Slecht natuursteen, met nog talrijke kogelgaten uit de Tweede Wereldoorlog. Zichtbare schade aan de dakconstructies veroorzaakt door kogels van de overzijde van de Maas. Veel versleten glas-in-loodramen. Talrijke loden pironnen die moeten worden vervangen. ‘Je hebt echt kunstenaars nodig, die dat kunnen herstellen’. De Martinuskerk in Cuijk wordt gerestaureerd.

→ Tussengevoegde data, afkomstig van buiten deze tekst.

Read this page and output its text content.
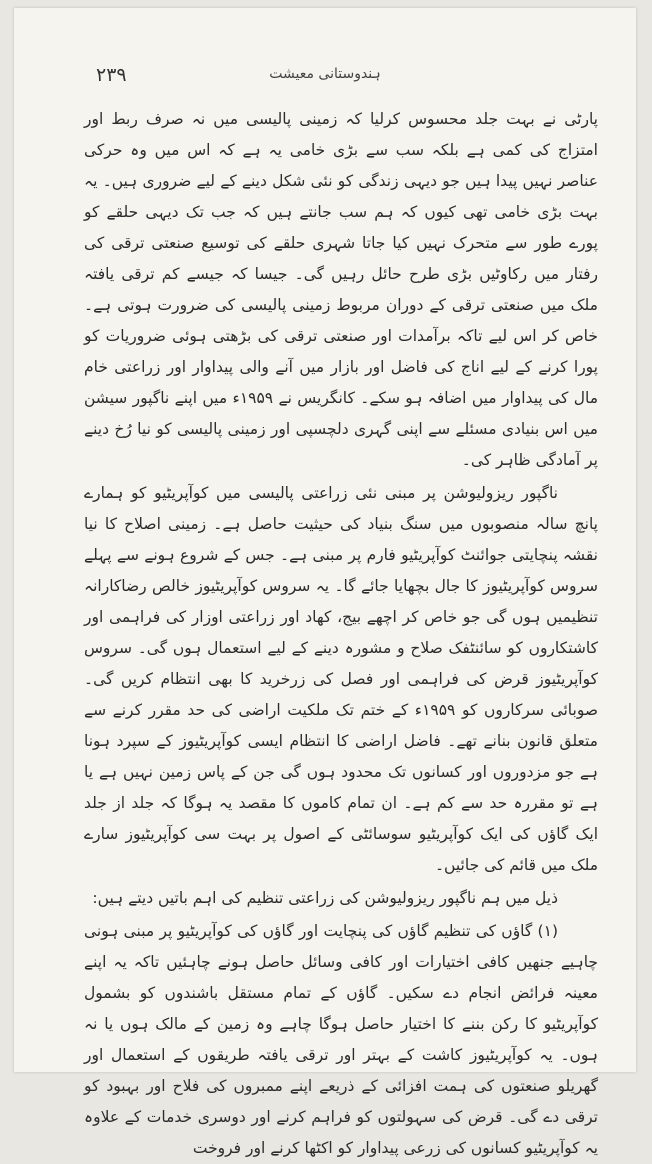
۲۳۹	ہندوستانی معیشت

پارٹی نے بہت جلد محسوس کرلیا کہ زمینی پالیسی میں نہ صرف ربط اور امتزاج کی کمی ہے بلکہ سب سے بڑی خامی یہ ہے کہ اس میں وہ حرکی عناصر نہیں پیدا ہیں جو دیہی زندگی کو نئی شکل دینے کے لیے ضروری ہیں۔ یہ بہت بڑی خامی تھی کیوں کہ ہم سب جانتے ہیں کہ جب تک دیہی حلقے کو پورے طور سے متحرک نہیں کیا جاتا شہری حلقے کی توسیع صنعتی ترقی کی رفتار میں رکاوٹیں بڑی طرح حائل رہیں گی۔ جیسا کہ جیسے کم ترقی یافتہ ملک میں صنعتی ترقی کے دوران مربوط زمینی پالیسی کی ضرورت ہوتی ہے۔ خاص کر اس لیے تاکہ برآمدات اور صنعتی ترقی کی بڑھتی ہوئی ضروریات کو پورا کرنے کے لیے اناج کی فاضل اور بازار میں آنے والی پیداوار اور زراعتی خام مال کی پیداوار میں اضافہ ہو سکے۔ کانگریس نے ۱۹۵۹ء میں اپنے ناگپور سیشن میں اس بنیادی مسئلے سے اپنی گہری دلچسپی اور زمینی پالیسی کو نیا رُخ دینے پر آمادگی ظاہر کی۔

ناگپور ریزولیوشن پر مبنی نئی زراعتی پالیسی میں کوآپریٹیو کو ہمارے پانچ سالہ منصوبوں میں سنگ بنیاد کی حیثیت حاصل ہے۔ زمینی اصلاح کا نیا نقشہ پنچایتی جوائنٹ کوآپریٹیو فارم پر مبنی ہے۔ جس کے شروع ہونے سے پہلے سروس کوآپریٹیوز کا جال بچھایا جائے گا۔ یہ سروس کوآپریٹیوز خالص رضاکارانہ تنظیمیں ہوں گی جو خاص کر اچھے بیج، کھاد اور زراعتی اوزار کی فراہمی اور کاشتکاروں کو سائنٹفک صلاح و مشورہ دینے کے لیے استعمال ہوں گی۔ سروس کوآپریٹیوز قرض کی فراہمی اور فصل کی زرخرید کا بھی انتظام کریں گی۔ صوبائی سرکاروں کو ۱۹۵۹ء کے ختم تک ملکیت اراضی کی حد مقرر کرنے سے متعلق قانون بنانے تھے۔ فاضل اراضی کا انتظام ایسی کوآپریٹیوز کے سپرد ہونا ہے جو مزدوروں اور کسانوں تک محدود ہوں گی جن کے پاس زمین نہیں ہے یا ہے تو مقررہ حد سے کم ہے۔ ان تمام کاموں کا مقصد یہ ہوگا کہ جلد از جلد ایک گاؤں کی ایک کوآپریٹیو سوسائٹی کے اصول پر بہت سی کوآپریٹیوز سارے ملک میں قائم کی جائیں۔

ذیل میں ہم ناگپور ریزولیوشن کی زراعتی تنظیم کی اہم باتیں دیتے ہیں:

(۱) گاؤں کی تنظیم گاؤں کی پنچایت اور گاؤں کی کوآپریٹیو پر مبنی ہونی چاہیے جنھیں کافی اختیارات اور کافی وسائل حاصل ہونے چاہئیں تاکہ یہ اپنے معینہ فرائض انجام دے سکیں۔ گاؤں کے تمام مستقل باشندوں کو بشمول کوآپریٹیو کا رکن بننے کا اختیار حاصل ہوگا چاہے وہ زمین کے مالک ہوں یا نہ ہوں۔ یہ کوآپریٹیوز کاشت کے بہتر اور ترقی یافتہ طریقوں کے استعمال اور گھریلو صنعتوں کی ہمت افزائی کے ذریعے اپنے ممبروں کی فلاح اور بہبود کو ترقی دے گی۔ قرض کی سہولتوں کو فراہم کرنے اور دوسری خدمات کے علاوہ یہ کوآپریٹیو کسانوں کی زرعی پیداوار کو اکٹھا کرنے اور فروخت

De steigers rond de kerk vormen een bouwwerk op zich. 3400 m2 en geplaatst volgens secure tekeningen en berekeningen. ‘Vroeger bepaalden we de bouw van de steigers zelf, maar sinds de ramp in de Amercentrale, waar een steiger instortte, moet er een constructeur aan te pas komen, die de door ons opgestelde plattegrond en opbouw tot bovenaan doorrekent’. Ad Wonders is hoofd projectleiding bij Van de Ven Bouwbedrijf BV, erkend restauratiebouwbedrijf en lid van de Vakgroep Restauratie. Samen met uitvoerder Ad Jansen geeft hij een toelichting op de restauratie van de in 2011 honderd jaar oude kerk. De Martinuskerk is een echte landmark in het dorp aan de westoever van de Maas. Een markant silhouet met drie torens: één van het vorige kerkgebouw en twee van het huidige. Architect Caspar Franssen (1860-1932) uit Roermond combineerde de bouw van de sacristie met de toren, die was overgebleven van een gotische kerk uit de vijftiende eeuw. De neogotische kruisbasiliek kwam in 1945 zwaar onder vuur van het Duitse leger te liggen. De schade kon later door gebrek aan voldoende financiele middelen slechts provisorisch worden hersteld.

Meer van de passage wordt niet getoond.